The name came unbidden to Lex. His twin brother Mars, forever good. It has been a long time.

“What about him?” More sobbing that turned to a pointed sound like, a quick clattering of glasses. Lex closed his eyes and heard her wobbling inhalations for seconds.

“What is it? Is he sick?” Lex asked sharply. He was sure his aunt was just overreacting. Old people were so sensitive.
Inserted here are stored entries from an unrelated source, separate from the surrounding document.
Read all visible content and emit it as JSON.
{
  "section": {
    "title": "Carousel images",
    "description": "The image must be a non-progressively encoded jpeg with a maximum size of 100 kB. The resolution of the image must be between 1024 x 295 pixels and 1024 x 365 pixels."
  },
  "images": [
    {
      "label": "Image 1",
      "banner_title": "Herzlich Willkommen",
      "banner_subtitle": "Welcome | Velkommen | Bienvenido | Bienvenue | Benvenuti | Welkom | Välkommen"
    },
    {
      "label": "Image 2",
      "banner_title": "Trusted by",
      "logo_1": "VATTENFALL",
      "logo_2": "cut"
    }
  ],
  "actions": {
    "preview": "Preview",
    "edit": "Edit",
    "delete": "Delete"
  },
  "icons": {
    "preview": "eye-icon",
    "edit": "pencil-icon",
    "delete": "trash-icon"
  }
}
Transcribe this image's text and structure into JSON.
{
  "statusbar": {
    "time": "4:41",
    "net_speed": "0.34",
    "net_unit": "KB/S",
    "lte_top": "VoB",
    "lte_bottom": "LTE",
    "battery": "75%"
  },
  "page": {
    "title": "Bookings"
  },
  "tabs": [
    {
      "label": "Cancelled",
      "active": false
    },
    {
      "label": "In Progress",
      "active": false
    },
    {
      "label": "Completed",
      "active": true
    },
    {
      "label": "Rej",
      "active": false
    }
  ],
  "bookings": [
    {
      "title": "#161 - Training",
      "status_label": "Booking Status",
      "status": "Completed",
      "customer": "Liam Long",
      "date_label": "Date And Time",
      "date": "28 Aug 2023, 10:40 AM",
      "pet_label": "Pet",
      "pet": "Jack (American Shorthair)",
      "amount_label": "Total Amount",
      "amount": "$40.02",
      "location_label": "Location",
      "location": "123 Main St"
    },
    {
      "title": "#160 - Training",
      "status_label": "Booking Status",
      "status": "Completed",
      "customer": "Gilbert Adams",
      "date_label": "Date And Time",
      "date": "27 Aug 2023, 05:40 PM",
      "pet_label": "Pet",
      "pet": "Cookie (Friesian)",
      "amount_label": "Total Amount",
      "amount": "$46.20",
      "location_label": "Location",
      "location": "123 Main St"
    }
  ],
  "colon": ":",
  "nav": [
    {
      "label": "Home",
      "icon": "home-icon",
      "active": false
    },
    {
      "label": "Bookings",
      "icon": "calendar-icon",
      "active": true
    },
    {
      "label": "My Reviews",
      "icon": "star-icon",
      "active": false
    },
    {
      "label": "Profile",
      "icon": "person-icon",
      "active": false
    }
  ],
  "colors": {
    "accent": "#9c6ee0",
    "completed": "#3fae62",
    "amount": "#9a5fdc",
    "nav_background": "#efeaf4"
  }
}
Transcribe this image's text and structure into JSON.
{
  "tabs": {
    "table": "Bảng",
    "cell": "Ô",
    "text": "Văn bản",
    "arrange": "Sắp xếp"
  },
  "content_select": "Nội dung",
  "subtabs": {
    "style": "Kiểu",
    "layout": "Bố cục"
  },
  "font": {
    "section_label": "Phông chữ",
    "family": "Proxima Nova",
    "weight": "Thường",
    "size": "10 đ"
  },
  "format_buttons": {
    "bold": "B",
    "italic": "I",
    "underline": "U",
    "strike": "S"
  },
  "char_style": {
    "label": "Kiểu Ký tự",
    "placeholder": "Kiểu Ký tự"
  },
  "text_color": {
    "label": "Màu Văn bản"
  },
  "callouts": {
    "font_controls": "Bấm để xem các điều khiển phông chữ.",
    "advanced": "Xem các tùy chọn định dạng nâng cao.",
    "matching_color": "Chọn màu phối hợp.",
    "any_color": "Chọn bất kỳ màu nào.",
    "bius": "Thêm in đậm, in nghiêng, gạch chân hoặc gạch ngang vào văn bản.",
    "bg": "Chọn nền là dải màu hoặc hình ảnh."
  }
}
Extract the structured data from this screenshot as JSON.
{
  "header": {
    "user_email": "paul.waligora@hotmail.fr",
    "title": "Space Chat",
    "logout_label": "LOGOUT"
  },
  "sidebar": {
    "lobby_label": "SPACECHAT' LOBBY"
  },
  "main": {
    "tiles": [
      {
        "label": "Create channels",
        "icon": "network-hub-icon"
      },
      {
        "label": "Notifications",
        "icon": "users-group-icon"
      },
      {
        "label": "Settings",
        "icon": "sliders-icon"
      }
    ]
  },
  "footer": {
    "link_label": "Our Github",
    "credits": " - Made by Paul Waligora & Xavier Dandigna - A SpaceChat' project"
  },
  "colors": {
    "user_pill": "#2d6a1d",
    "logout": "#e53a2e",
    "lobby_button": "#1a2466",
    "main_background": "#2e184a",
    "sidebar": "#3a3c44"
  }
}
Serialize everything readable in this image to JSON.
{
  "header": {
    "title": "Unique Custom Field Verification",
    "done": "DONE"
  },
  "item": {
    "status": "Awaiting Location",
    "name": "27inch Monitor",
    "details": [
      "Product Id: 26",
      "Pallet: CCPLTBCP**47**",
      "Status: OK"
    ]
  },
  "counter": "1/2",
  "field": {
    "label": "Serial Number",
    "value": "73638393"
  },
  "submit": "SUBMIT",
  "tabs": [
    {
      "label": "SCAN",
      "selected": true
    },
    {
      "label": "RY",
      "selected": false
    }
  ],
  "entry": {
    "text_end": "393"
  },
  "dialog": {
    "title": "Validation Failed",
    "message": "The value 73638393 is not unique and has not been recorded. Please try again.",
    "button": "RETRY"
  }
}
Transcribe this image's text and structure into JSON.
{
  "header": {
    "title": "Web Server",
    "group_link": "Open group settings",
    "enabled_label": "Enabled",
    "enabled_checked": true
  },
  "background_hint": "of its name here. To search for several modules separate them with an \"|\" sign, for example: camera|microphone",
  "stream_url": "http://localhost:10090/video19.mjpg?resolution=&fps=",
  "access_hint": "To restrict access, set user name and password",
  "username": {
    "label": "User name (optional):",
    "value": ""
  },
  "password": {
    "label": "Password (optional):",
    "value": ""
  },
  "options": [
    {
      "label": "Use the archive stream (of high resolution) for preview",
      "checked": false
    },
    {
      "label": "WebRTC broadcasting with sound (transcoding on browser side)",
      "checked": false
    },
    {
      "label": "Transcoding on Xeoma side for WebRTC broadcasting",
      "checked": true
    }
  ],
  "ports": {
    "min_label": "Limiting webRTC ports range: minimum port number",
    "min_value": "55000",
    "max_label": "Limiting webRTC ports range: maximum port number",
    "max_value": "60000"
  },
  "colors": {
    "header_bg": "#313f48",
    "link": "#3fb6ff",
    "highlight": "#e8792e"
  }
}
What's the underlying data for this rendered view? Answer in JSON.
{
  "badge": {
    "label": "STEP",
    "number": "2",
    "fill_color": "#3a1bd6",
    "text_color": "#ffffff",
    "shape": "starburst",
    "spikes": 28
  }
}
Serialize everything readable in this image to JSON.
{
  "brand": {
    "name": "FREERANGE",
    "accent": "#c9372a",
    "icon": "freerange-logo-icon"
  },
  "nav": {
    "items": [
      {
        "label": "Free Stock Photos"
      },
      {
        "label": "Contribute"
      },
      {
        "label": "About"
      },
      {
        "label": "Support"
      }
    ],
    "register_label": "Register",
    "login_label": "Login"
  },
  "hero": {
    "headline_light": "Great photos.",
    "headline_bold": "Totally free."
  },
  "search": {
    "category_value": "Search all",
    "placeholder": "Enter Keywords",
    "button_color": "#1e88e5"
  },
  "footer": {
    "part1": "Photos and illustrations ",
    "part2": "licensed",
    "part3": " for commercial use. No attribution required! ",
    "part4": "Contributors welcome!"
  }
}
“Mars—He’s—” He imagined her trying to compose herself. She would probably be in the parlor, wearing a loose green sweater, her hand pressed hard against the back of the largest chair so she could stand firm. “He’s…dead.” A sob between those two words.

Dead.

His brother.

No. Just no.

“He killed himself this morning.”

Lex hung up. He didn’t bother asking for details. He kept tilting his head. Unbelievable. Not so Mars. What now? he asked himself. What sort of cruel joke was this? He felt nothing. Not even an inner muted groan nor a mild pinch of shock. The thought of his brother dying didn’t stir fury or grief in him, no strong feeling rumbled up through him. Nor was any sense of loss ignited. His heart didn’t pump madly.  He shook his head, sat at the couch and scribbled his brother’s name on a piece of crumpled yellow paper.

 Three hours  passed after the call .  He turned on the heater and sat on the couch for a while waiting for another call, one that would take it all back. He washed his face for the first time in several days. The water ran warm as he tapped his cheeks and saw his lucid face.  At 6 pm, he knew it was all true,. All hopes, monumentally stupid hopes of it being a tasteless joke quickly sank.

Well played, Mars, he thought. His brother took his own life on the anniversary of their father’s suicide. The same fucking day. How dare he.

         He thought about the heaviness he will soon bear. Death, death, death—their lives had always been entwined with it. Now he’d have to pray for one more soul each year.

Leave no man behind, right? What a fucking lie.